Ce que ces opposants oublient souvent, c’est que certaines libertés économiques sont essentielles à la prospérité et au bien-être social, et sont donc de la plus haute valeur morale. La propriété et le marché, par exemple, encouragent une production et une distribution efficaces des richesses et peuvent ensuite créer des moyens de subsistance échappant au contrôle des gouvernements. La démocratie se trouve alors renforcée au fur et à mesure que des groupes d’exclus, comme les femmes ou les pauvres, accèdent à l’instruction, à des emplois rémunérés et à une meilleure santé, grâce à l’augmentation des dépenses publiques ou à des stimulants économiques.
Les critiques de la mondialisation vont encore plus loin en la rendant responsable de la pauvreté persistante et de la prétendue aggravation des inégalités locales et internationales. Dans les pays riches, les syndicats craignent en outre que leurs adhérents pâtissent de l’importation de produits fabriqués dans les pays pauvres par une main-d’œuvre bon marché.
Toutes ces inquiétudes sont infondées. On démontrerait aisément qu’en Inde, où vit près d’un quart des pauvres de la planète, le protectionnisme et l’hostilité au marché ont fait stagner le taux de croissance à 3,5% par an pendant un quart de siècle, sans effet notable sur la pauvreté. En revanche, depuis que la croissance est repartie, dans les années 80, la pauvreté a décliné. Le taux de croissance dépend de plusieurs facteurs; mais il profite toujours de la libéralisation des échanges et des investissements étrangers, combinée à une bonne gestion des marchés.
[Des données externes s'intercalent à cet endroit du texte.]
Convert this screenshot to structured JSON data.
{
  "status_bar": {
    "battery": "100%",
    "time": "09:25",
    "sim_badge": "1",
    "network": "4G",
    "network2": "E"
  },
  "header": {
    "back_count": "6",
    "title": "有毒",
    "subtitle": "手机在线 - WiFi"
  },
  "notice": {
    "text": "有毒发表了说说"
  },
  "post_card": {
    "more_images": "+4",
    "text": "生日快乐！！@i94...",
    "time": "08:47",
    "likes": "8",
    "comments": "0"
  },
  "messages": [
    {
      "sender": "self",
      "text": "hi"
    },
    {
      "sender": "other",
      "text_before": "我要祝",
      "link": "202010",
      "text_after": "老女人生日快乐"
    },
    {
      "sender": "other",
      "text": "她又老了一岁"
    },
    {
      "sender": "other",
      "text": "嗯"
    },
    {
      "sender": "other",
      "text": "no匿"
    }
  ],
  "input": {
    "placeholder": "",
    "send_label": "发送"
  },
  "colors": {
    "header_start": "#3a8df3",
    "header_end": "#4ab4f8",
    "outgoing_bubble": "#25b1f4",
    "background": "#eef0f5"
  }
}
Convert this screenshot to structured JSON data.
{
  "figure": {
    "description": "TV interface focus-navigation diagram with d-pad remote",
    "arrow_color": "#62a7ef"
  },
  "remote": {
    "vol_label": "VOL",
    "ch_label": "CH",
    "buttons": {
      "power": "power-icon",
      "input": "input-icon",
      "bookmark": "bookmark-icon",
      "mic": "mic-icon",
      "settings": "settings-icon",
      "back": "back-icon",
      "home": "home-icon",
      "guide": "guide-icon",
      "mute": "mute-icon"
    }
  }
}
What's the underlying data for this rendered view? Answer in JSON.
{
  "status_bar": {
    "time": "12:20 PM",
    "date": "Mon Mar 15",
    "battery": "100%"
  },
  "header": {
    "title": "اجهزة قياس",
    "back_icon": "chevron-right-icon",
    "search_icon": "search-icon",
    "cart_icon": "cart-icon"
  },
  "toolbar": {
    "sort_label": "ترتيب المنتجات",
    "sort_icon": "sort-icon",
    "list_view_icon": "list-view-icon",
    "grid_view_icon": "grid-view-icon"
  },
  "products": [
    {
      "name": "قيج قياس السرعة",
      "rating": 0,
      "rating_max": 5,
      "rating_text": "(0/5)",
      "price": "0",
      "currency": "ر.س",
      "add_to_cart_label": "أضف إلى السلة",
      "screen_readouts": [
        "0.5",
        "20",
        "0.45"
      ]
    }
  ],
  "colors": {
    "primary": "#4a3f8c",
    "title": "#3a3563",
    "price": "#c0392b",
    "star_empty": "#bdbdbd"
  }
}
Quant aux inégalités entre les nations, ce sont précisément les pays qui ont opté pour l’intégration à l’économie mondiale, c’est-à-dire les quatre grands d’Extrême-Orient (Corée du Sud, Hong-Kong, Japon, Taïwan) puis les pays de l’A
SEAN, (Association des nations du Sud-Est asiatique) qui ont connu une croissance spectaculaire. Pendant ce temps, ceux d’Afrique, d’Amérique latine et d’Asie qui restaient repliés sur eux-mêmes ne parvenaient ni à décoller ni à lutter contre la pauvreté.
Dénoncer l’appauvrissement de nos travailleurs n’est pas plus convaincant. Selon mes recherches, la tendance à la baisse des salaires liée à l’évolution technique a été freinée grâce au commerce avec les pays pauvres. Il apparaît que les multinationales utilisent à l’étranger les mêmes technologies que dans leur pays et ne profitent pas de leur influence pour assouplir à leur avantage les normes locales.
Les anti-mondialisation réclament que les lois du commerce international incluent certaines règles sur l’environnement et le travail. Mais en créant de nouveaux «obstacles» au libre-échange, on sape la liberté du commerce; et en mêlant le commerce à la morale, on risque de ruiner la morale elle-même. Les autres pays ont alors l’impression que le discours éthique est mis au service du protectionnisme et d’intérêts particuliers.